Sterilization processes must be revalidated at least annually in the absence of
any change-driven revalidation. The revalidation can be a subset of the original
validation work. Some acceptable approaches include:
􀂇 Single runs rather than 3 consecutive runs are sufficient in the absence of
recurring problems
􀂇 The selection of a worst case load pattern for revalidation
􀂇 The revalidation of each type of cycle (e.g. cycle for stoppers, cycle for
filling parts, cycle for products, etc.) but not the revalidation of each cycle
loading pattern.
􀂇 The revalidation of the worst case loading pattern and one selected
loading pattern, with the rotation of the remaining loading patterns at
subsequent annual revalidations.
􀂇 The revalidation of the empty chamber, maximum and minimum loading

3 comments:

Arpita mohapatra said...

The penetration thermocouples need to make contact with the surface of the item.
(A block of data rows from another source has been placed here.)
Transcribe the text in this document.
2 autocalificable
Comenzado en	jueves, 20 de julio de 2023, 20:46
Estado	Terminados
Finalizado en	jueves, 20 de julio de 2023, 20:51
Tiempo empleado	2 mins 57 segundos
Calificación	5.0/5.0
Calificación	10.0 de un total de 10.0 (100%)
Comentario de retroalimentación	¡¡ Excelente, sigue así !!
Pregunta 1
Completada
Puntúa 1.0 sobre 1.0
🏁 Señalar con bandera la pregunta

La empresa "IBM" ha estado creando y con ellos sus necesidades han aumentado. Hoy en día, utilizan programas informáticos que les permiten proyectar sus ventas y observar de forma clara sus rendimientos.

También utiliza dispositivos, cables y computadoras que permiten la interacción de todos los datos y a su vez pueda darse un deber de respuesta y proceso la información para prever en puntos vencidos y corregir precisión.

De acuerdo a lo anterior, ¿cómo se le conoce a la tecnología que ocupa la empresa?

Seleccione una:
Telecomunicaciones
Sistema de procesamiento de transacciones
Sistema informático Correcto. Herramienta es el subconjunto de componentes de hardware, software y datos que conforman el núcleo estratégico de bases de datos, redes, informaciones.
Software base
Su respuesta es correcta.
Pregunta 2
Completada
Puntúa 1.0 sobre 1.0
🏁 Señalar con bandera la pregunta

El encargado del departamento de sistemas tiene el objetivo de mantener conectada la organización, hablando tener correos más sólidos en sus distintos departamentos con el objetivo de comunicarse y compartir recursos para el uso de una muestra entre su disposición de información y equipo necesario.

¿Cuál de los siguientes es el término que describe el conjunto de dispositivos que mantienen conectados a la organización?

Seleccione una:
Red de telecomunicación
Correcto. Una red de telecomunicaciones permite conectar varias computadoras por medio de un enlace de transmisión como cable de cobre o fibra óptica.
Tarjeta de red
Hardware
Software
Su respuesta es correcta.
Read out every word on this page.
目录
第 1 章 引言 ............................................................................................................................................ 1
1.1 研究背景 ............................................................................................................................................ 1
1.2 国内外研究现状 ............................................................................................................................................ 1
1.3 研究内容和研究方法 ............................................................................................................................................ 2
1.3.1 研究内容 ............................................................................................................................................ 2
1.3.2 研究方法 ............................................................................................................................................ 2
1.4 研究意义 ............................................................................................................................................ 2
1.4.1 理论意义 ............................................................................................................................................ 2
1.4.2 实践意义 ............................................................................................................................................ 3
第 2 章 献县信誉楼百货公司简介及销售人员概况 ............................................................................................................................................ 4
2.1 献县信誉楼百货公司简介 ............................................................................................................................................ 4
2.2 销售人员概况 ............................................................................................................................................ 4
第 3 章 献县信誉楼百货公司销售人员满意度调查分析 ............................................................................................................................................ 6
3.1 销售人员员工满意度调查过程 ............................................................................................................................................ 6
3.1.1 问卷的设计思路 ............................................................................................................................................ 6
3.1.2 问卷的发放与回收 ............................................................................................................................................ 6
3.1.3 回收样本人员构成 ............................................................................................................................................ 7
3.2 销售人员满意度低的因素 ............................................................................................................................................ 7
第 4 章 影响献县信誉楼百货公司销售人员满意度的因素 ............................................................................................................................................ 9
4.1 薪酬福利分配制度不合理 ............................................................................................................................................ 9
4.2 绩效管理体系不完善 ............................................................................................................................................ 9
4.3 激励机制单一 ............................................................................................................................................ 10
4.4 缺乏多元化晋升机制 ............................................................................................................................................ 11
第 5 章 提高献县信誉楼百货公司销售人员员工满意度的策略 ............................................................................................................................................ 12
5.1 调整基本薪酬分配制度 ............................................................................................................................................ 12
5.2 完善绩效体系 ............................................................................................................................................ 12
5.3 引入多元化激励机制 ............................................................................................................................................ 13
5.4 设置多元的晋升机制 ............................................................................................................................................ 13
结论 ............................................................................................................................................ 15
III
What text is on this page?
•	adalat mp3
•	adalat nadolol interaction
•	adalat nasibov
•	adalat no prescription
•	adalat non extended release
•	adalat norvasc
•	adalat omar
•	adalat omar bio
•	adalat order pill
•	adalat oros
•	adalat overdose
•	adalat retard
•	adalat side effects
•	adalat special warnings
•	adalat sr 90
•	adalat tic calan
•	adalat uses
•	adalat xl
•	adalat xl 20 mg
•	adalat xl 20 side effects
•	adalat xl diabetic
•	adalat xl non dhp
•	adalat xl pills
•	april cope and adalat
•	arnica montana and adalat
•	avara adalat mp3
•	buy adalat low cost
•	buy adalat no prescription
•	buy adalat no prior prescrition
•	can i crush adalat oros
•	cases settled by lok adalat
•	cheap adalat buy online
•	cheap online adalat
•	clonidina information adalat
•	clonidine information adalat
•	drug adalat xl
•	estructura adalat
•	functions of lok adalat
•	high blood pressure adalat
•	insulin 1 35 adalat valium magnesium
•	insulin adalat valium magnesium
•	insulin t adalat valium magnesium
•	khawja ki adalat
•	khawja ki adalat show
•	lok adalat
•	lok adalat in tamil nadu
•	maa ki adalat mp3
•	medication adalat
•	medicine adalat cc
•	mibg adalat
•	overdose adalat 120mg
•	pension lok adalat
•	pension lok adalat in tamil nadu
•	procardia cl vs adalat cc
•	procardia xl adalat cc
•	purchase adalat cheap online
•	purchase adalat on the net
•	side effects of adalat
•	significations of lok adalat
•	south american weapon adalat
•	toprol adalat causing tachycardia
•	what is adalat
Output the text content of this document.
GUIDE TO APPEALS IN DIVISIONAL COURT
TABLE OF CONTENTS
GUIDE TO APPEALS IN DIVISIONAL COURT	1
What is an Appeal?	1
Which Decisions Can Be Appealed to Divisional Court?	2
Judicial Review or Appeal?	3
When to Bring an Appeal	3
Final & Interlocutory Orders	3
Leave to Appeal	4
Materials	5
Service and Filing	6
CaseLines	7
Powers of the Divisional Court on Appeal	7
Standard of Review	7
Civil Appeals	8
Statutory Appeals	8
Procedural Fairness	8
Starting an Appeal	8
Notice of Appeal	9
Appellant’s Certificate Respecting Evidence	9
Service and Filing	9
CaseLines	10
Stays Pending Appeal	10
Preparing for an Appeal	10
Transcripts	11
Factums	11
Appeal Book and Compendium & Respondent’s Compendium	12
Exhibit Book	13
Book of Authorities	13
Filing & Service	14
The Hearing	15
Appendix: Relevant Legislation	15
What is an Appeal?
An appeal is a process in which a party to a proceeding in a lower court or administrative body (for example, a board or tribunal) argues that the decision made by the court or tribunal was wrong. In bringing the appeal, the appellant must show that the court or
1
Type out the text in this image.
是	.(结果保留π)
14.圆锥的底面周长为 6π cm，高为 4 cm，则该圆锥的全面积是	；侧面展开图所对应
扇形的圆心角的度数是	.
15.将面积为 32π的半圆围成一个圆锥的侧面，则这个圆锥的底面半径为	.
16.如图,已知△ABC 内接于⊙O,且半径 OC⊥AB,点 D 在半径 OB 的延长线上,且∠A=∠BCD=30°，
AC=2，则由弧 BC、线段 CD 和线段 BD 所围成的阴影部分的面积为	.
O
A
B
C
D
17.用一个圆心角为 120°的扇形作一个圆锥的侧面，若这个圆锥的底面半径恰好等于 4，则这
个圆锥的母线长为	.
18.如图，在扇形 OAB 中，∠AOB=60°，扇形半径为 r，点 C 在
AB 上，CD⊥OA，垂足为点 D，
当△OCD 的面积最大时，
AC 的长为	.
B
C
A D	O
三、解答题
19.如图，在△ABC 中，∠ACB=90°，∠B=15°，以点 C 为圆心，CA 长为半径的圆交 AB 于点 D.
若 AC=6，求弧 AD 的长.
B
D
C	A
This is because, due to the mass of the item,
the time to reach sterilization/depyrogenation temperature can substantially lag
behind the temperature of the surrounding air.click here

Bikram ku das said...

Put to use in those paint products that are unable to be sterilized due to the heat susceptibility of the product or perhaps where heat labile packing is chosen because it offers a distinct patient benefit. Not the preferred sterilization strategy.